It’s harder to control your transactions when you have self-custody. It requires a higher level of coordination.
Bitcoin is of no use if you can't exchange it for anything tangible.
Zoom out to the "all" range on https://www.bitcoinprice.com/ and try to tell me with a straight face that you're looking at a graph that belongs to a stable currency. Heck, even just look at the last two years.
Part of the problem with Bitcoin in specific among all of these cryptocurrencies is that the Bitcoin community in particular is completely divided on whether they want a speculative asset or a functional currency. You can not have both. A currency that is regularly spiking in value to the degree that Bitcoin spikes (even a currency that spikes upwards in value) is not suitable for everyday transactions. A currency that doubles or even triples its value in 2 years is not a good currency.
The bigger thing to understand is that it is impossible to fix this problem with Bitcoin, because a sizable portion of the Bitcoin community doesn't want Bitcoin to be a currency. They want a speculative asset. In my opinion, that portion of the community is significantly larger and has significantly more influence than the portion of the community trying to create a currency.

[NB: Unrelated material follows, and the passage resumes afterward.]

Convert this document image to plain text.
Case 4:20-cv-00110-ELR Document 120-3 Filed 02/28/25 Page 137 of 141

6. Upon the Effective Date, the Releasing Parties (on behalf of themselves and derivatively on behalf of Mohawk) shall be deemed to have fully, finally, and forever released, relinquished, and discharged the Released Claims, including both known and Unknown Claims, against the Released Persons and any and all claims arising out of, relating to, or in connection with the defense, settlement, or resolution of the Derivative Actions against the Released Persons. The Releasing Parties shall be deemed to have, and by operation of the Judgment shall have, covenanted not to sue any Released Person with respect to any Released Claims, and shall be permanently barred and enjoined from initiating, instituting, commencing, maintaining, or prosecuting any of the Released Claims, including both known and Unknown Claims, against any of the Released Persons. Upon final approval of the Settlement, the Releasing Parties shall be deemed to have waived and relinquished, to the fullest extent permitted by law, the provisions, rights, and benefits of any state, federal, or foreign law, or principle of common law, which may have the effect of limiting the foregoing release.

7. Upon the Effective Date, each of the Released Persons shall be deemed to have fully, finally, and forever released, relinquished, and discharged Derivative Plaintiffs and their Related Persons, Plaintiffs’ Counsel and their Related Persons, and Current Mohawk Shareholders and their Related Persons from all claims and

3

Bitcoin is more akin to a gold like store of value than a currency.
Thats a nice theory, but in reality it is false/implausible to be able to control every single on and off ramp in the world.
Evidence: Nobody is currently controlling all the on an off ramps, despite the fact that I have heard the same exact argument that you are making right now, for literally over a decade.
I could cut your lawn, sell you an Xbox, or buy an old tractor completely with BTC. The government can cry about it all it wants, it can pass a hundred laws, or issue a thousand court orders. But at the end of the day, it has absolutely zero control if two individuals want to voluntarily exchange crypto with each other. We've already seen this play out with the illegal drugs trade and P2P file sharing. Spoiler alert: The government lost.
So really, in FreedomLand, you can work and get paid in BTC, but if FreedomLand only recognizes FreedomDollar as legal tender, then when you need to pay income tax, the government will charge you in FreedomDollar, and you need to exchange your BTC to FreedomDollar.
If you cannot or don't want to pay tax, then of course police will prosecute you, and courts will also require settlements in FreedomDollar. Nevermind you have millions of BTC or XBoxes.
Now of course, this "problem" would disappear if FreedomLand recognizes BTC as legal tender, but now FreedomLand government loses all monetary control, and then economic activity descends into chaos.
Even so, it’d have to be a global restriction on all exchanges which is more challenging to coordinate.
The thing crypto gives you is the capability to get your wealth out intact (at least whatever you had moved into self-custody). If you have fiat in banks frozen by the Canadian government your wealth is trapped.
You’re right if Canada banned Bitcoin it could influence the value of the coin. Similar to governments refusing transactions in rubles. The difference in capability is in the ability to move your wealth and that short of global coordination a global store of value (controlled supply, non-government etc.) is more resilient. The fiat comparison would be having the entirety of your wealth in cash in your house - obviously not viable (and good luck trying to cross a border with it).
Crypto is also more resilient to government meddling in currency production (this is often over-stressed in US, but is a real problem in developing countries where kleptocrats devalue the currency to steal the wealth).
It’s more similar to buying gold and having it on you, but with crypto you don’t have to keep it on your person to maintain direct control of it. You just need to know the seed words.